“Where’s Sate?” asked Santa Claus.

“Sate can’t pull a sled,” said Tommy. “He’s too little. Besides, he ain’t an Eskimo dog—I mean he isn’t,” he corrected quickly, seeing Santa Claus look at him. “But he’s awful bad after cats.” Just then, to his horror, he saw Sate in the show-case with his eye on a big, white cat. He could hardly keep from crying out; but he called to him very quietly, “Come here, come here, Sate. Don’t you hear me, sir? Come here.”

He was just about to go up and seize him when Santa Claus said: “He’s all right. He’s just getting acquainted.”

“My! how much he talks like Peake,” thought Tommy. “I wonder if he is his uncle.”

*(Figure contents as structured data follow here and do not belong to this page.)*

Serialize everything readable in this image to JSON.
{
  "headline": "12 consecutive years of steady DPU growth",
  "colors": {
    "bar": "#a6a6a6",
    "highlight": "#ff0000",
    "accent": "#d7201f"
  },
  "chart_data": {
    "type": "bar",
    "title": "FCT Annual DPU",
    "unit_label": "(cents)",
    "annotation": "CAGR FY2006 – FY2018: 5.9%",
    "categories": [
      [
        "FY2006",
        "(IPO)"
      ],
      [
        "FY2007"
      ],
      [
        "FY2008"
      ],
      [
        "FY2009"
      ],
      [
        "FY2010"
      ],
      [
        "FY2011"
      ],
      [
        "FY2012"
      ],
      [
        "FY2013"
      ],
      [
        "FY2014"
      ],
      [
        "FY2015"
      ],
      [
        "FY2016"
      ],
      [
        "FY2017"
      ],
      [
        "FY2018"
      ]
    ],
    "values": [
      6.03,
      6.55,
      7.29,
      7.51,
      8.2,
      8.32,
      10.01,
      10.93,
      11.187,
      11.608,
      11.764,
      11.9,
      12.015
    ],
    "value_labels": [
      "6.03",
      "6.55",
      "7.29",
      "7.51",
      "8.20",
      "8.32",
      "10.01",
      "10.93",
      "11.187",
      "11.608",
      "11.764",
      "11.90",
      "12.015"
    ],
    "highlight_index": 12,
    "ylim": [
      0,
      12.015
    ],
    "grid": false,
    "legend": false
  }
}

Just then Sate began to nose among some little brownish-gray dogs, and so, Tommy called, “Here—come here—come along,” and out walked not only Sate, but six other dogs, and stood in a line just as though they were hitched to a sled, the six finest Eskimo dogs Tommy had ever seen.

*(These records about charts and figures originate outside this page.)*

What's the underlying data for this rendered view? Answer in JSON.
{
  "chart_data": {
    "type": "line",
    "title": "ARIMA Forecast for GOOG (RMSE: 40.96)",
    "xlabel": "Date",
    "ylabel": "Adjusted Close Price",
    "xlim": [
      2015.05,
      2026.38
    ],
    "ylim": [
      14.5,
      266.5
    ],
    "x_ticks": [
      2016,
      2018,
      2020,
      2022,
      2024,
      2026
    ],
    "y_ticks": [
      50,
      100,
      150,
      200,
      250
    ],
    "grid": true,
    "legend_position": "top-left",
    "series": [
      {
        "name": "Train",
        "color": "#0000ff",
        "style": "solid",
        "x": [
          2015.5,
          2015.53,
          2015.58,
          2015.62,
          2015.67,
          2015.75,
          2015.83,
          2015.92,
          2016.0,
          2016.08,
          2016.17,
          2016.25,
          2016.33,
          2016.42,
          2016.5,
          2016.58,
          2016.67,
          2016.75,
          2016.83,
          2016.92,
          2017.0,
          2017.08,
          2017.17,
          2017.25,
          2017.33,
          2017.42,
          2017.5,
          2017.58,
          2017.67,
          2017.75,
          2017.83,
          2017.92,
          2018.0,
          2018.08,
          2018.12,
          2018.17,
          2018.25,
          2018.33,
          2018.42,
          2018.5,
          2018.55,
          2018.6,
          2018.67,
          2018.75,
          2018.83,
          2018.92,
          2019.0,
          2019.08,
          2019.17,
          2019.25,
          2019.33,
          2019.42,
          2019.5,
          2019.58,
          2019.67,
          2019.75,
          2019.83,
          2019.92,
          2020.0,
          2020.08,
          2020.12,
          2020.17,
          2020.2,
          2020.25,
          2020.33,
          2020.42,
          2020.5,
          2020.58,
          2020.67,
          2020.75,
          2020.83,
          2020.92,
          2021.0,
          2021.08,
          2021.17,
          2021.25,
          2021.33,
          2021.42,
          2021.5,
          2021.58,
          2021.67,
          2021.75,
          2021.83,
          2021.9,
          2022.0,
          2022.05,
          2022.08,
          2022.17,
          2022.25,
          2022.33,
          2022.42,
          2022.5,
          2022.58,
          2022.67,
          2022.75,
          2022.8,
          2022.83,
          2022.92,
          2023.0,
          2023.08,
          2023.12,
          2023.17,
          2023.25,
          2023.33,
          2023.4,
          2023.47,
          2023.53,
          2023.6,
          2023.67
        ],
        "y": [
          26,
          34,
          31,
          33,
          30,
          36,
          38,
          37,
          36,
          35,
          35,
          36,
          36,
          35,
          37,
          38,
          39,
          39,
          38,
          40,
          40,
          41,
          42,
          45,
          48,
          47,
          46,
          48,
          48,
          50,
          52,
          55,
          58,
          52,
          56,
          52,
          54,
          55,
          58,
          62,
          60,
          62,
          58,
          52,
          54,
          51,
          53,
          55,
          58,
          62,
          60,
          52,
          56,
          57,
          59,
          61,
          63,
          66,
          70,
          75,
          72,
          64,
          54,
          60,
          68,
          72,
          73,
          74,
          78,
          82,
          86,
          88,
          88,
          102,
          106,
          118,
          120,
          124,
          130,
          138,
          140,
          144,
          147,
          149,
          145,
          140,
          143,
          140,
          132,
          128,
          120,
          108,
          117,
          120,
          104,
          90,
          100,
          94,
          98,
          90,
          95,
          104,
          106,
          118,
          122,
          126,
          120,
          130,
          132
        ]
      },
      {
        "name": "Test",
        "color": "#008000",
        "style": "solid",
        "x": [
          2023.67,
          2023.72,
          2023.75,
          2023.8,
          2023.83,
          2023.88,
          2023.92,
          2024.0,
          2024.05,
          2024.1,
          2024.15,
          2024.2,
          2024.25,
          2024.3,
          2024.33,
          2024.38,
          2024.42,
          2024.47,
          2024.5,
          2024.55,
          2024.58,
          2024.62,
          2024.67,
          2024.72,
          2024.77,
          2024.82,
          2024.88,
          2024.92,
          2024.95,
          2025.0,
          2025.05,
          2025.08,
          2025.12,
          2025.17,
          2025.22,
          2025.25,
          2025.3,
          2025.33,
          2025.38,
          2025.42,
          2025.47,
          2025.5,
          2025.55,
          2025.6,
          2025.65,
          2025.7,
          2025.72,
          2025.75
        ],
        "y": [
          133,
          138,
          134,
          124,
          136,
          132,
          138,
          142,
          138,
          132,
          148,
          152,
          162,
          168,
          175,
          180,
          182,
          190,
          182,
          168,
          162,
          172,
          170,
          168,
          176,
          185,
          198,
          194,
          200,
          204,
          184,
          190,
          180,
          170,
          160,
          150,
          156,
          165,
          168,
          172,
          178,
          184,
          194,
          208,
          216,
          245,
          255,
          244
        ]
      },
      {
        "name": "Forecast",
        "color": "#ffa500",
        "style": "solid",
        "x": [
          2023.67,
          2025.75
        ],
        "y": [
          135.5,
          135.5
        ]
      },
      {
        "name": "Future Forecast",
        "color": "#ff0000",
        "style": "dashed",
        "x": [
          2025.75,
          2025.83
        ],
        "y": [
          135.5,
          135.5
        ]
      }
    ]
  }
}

“Aren’t they beauties!” said Santa Claus. “I never saw a finer lot; big-boned, broad-backed, husky fellows. They’ll scale an ice-mountain like my reindeer. And if they ever get in sight of a bear!” He made a gesture as much as to say, “Let him look out.”

“What are their names?” said Tommy, who always wanted to know every one’s name.

“Buster and Muster and Fluster, and Joe and Rob and Mac.”

“Ain’t one of them named Towser?” asked Tommy. “I thought one was always named Towser.”

“No, that’s a book-name,” said Santa Claus so scornfully that Tommy was sorry he had asked him, especially as he added, “Isn’t, not ain’t.”